Robert F. Sappio, CEO da SeaCube Containers LLC, empresa que compra, vende, gerencia e aluga contêineres marítimos, defendeu as indústrias de contêineres e disse que o setor se provou muito resistente. Segundo ele, a indústria aumentou 5% o número de equipamentos refrigerados, com os investimentos de empresas de leasing. Em setembro deste ano, 340 mil contêineres de refrigeração foram construídos e até o final do ano serão 360 mil.
O custo do equipamento, segundo Sappio, aumentou. No ano passado, um contêiner custava US$ 7.700. Neste ano, passa de US$ 10.000. Mas o principal problema da falta de contêiner, segundo ele, é mesmo o congestionamento nos portos. E a escassez vai continuar, já que as transportadoras estão usando equipamentos de refrigeração para produtos secos.
Bruce Marshall, diretor de soluções da AP Moller-Maersk, empresa de logística integrada com sede na Dinamarca, afirmou que será necessário ter uma boa parceria, transparência e flexibilidade entre exportadores e seus clientes para driblar as dificuldades do transporte marítimo, já que a demanda está muito à frente da capacidade. “Existem vários pontos em que as coisas podem atrasar e é preciso gerenciar todos os aspectos da cadeia de suprimentos.”
No Brasil
O agronegócio brasileiro tem sofrido o impacto dessa crise dos contêineres, quadro que tende a se agravar com o cenário internacional, com o qual está diretamente associado. No mês passado, 40% das cargas de carne suína e de frango estavam paradas nos diversos brasileiros, segundo a Associação Brasileira de Proteína Animal (ABPA). O tempo entre partida e chegada das cargas, segundo a entidade, tem sido o dobro do normal. Para a Ásia, por exemplo, os produtos brasileiros têm encarado 80 dias de viagens para chegar ao destino. Às vezes um contêiner chega a ficar 25 dias no porto do país comprador.
Segundo o Conselho dos Exportadores de Café do Brasil (Cecafe), o setor deixou de exportar mais de US$ 500 milhões, ou 3,5 milhões de sacas, nos últimos meses por falta de contêineres.
A Associação Brasileira dos Produtores Exportadores de Frutas e Derivados (Abrafrutas) também relata que a escassez de contêineres para exportação e o aumento dos fretes marítimos são os principais desafios do setor neste ano. Segundo o presidente da entidade, Guilherme Coelho, os navios ficam girando entre os Estados Unidos e a China, prejudicando os exportadores que estão fora dessa rota, como o Brasil. Uma estimativa da entidade é que o setor já deixou de transportar US$ 50 milhões em frutas neste ano por escassez de contêineres.

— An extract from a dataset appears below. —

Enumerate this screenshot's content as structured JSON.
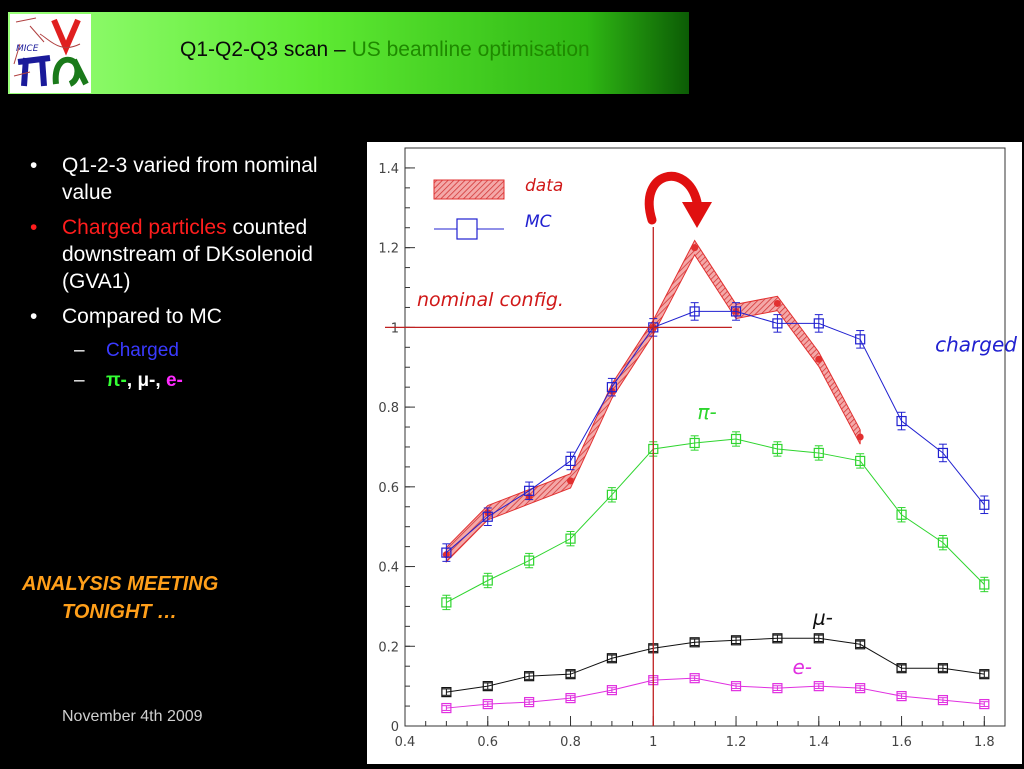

A Frente Parlamentar da Agropecuária (FPA) já levou a questão ao Ministério da Infraestrutura, apoiada por associações e entidades, como a Confederação da Agricultura e Pecuária do Brasil (CNA), a Associação Brasileira das Indústrias Exportadoras de Carnes (Abiec), a Associação Brasileira dos Produtores de Algodão (Abrapa) e a Associação Brasileira de Frigoríficos (Abrafrigo).

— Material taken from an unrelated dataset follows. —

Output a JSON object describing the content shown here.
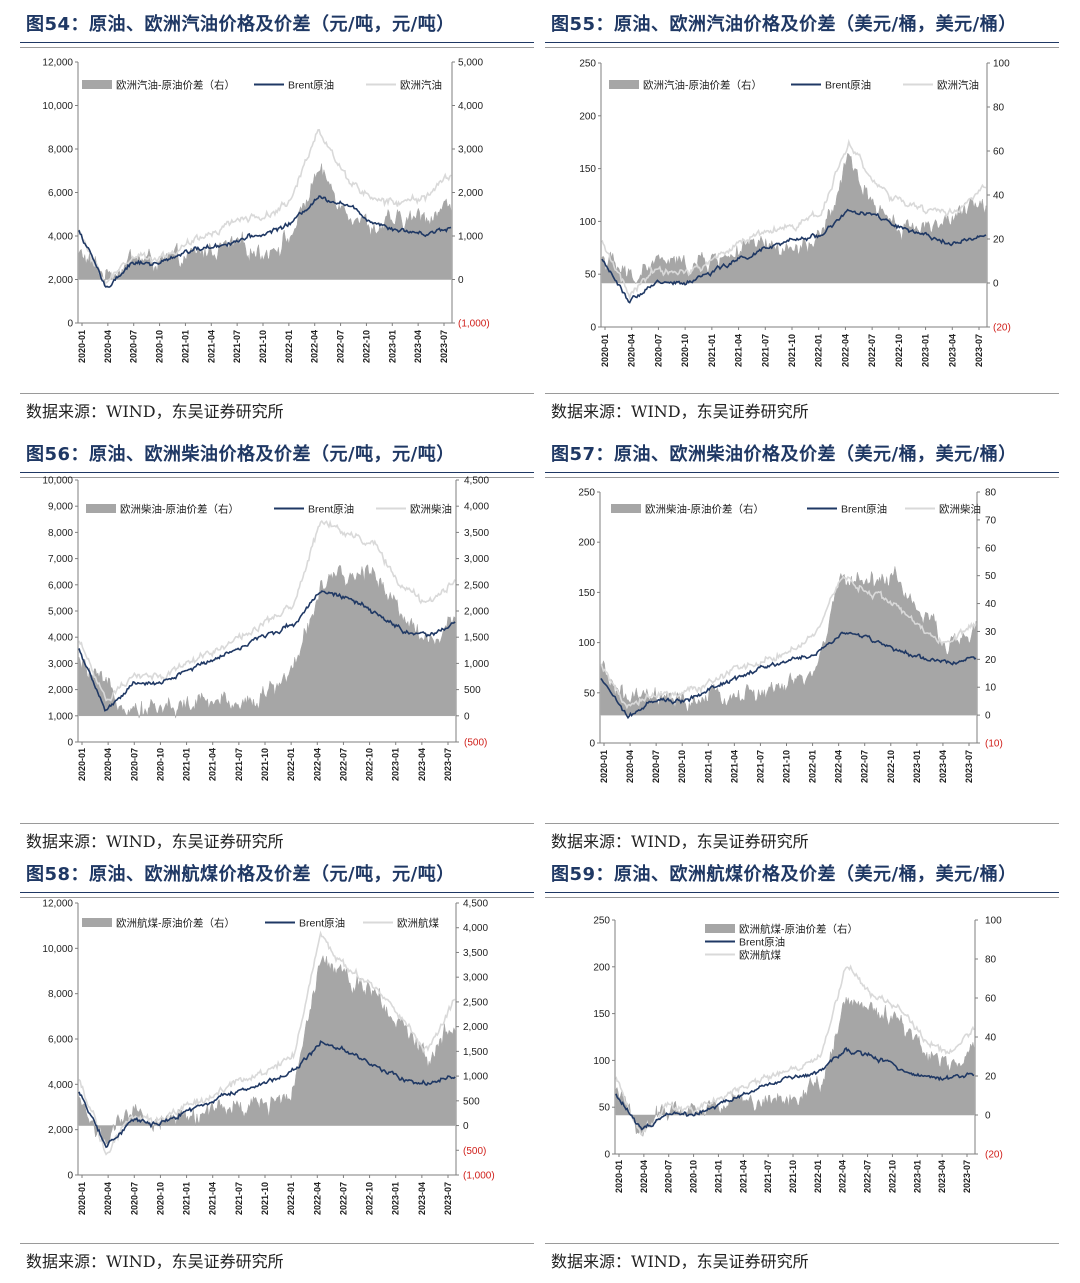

Uma das críticas do setor agro é que o comércio global marítimo está nas mãos de cinco armadores (empresas responsáveis pelo transporte marítimo), o que dificulta a prática do livre mercado. A FPA agendou uma reunião para 11 e 12 de novembro com os armadores para discutir formas de melhorar as condições do transporte marítimo para o setor.